The poaching efforts focused on OpenAI’s researchers and engineers underscores the company’s position in the AI race, Chen said.

“We’re always under attack,” Chen told Vance. “This is how I know we’re in the lead, right? Any company starts, where do they try to recruit from? It’s OpenAI. They want the expertise, they want our vision, our philosophy of the world. And we’ve made so many star researchers, right? I think OpenAI, more than anywhere else, has been a place that makes names in AI today.”

Arguably, no other rival tech company has been as aggressive in the so-called AI talent wars against OpenAI as Zuckerberg’s Meta.

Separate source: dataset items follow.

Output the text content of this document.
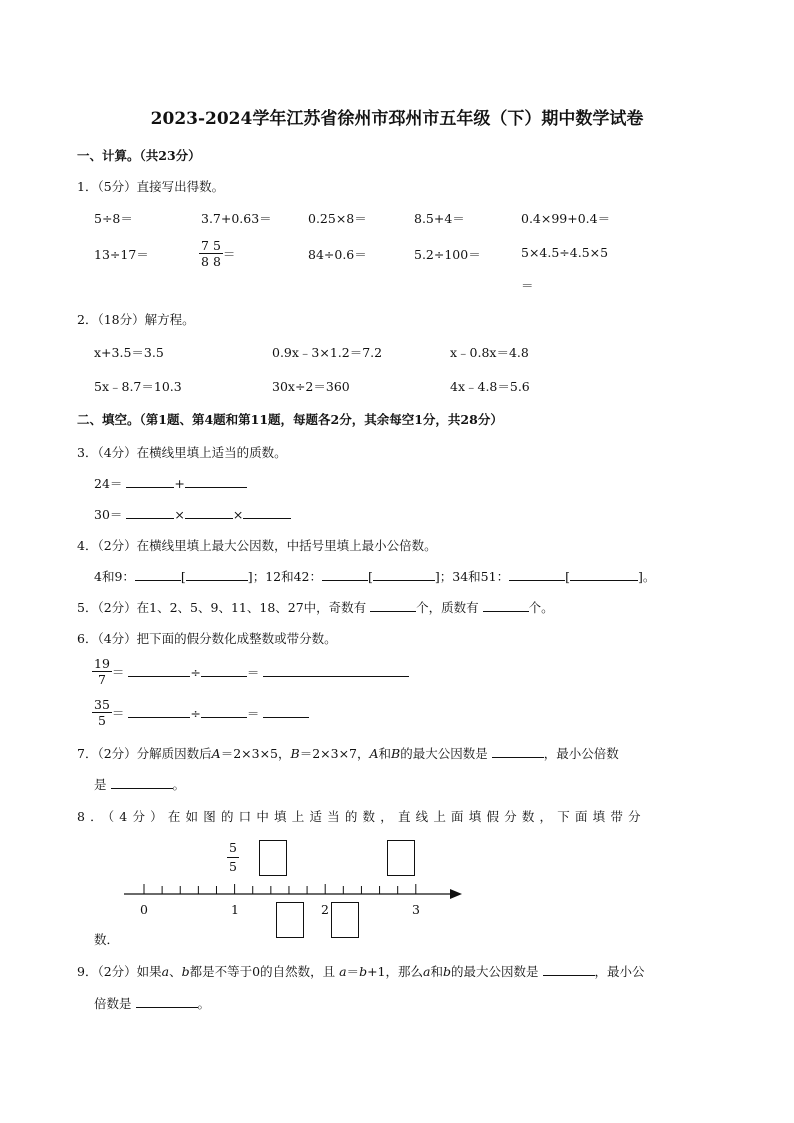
2023-2024学年江苏省徐州市邳州市五年级（下）期中数学试卷
一、计算。（共23分）
1．（5分）直接写出得数。
5÷8＝	3.7+0.63＝	0.25×8＝	8.5+4＝	0.4×99+0.4＝
13÷17＝	$\frac{7}{8} \frac{5}{8}$ ＝	84÷0.6＝	5.2÷100＝	5×4.5÷4.5×5
＝
2．（18分）解方程。
x+3.5＝3.5	0.9x﹣3×1.2＝7.2	x﹣0.8x＝4.8
5x﹣8.7＝10.3	30x÷2＝360	4x﹣4.8＝5.6
二、填空。（第1题、第4题和第11题，每题各2分，其余每空1分，共28分）
3．（4分）在横线里填上适当的质数。
24＝	+
30＝	×	×
4．（2分）在横线里填上最大公因数，中括号里填上最小公倍数。
4和9：	[	]；12和42：	[	]；34和51：	[	]。
5．（2分）在1、2、5、9、11、18、27中，奇数有	个，质数有	个。
6．（4分）把下面的假分数化成整数或带分数。
$\frac{19}{7}$ ＝	÷	＝
$\frac{35}{5}$ ＝	÷	＝
7．（2分）分解质因数后A＝2×3×5，B＝2×3×7，A和B的最大公因数是	，最小公倍数
是	。
8．（4分）在如图的口中填上适当的数，直线上面填假分数，下面填带分
$\frac{5}{5}$
0	1	2	3
数．
9．（2分）如果a、b都是不等于0的自然数，且 a＝b+1，那么a和b的最大公因数是	，最小公
倍数是	。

In June, OpenAI CEO Sam Altman said that Meta tried to lure some of his engineers with $100 million signing bonuses. The CEO said at the time that none of his top talent was poached, but ChatGPT co-creator Shengjia Zhao later joined Meta’s Superintelligence Lab.

Chen said that Meta tried to recruit “half” of Chen’s direct reports unsuccessfully, but that OpenAI has been “fairly good” at retaining top talent. A Meta spokesperson declined to comment.

Top AI researchers have become a hot commodity in the AI race, as it’s generally believed that there is a relatively small number of researchers and engineers capable of achieving breakthroughs or building new LLMs from the ground up.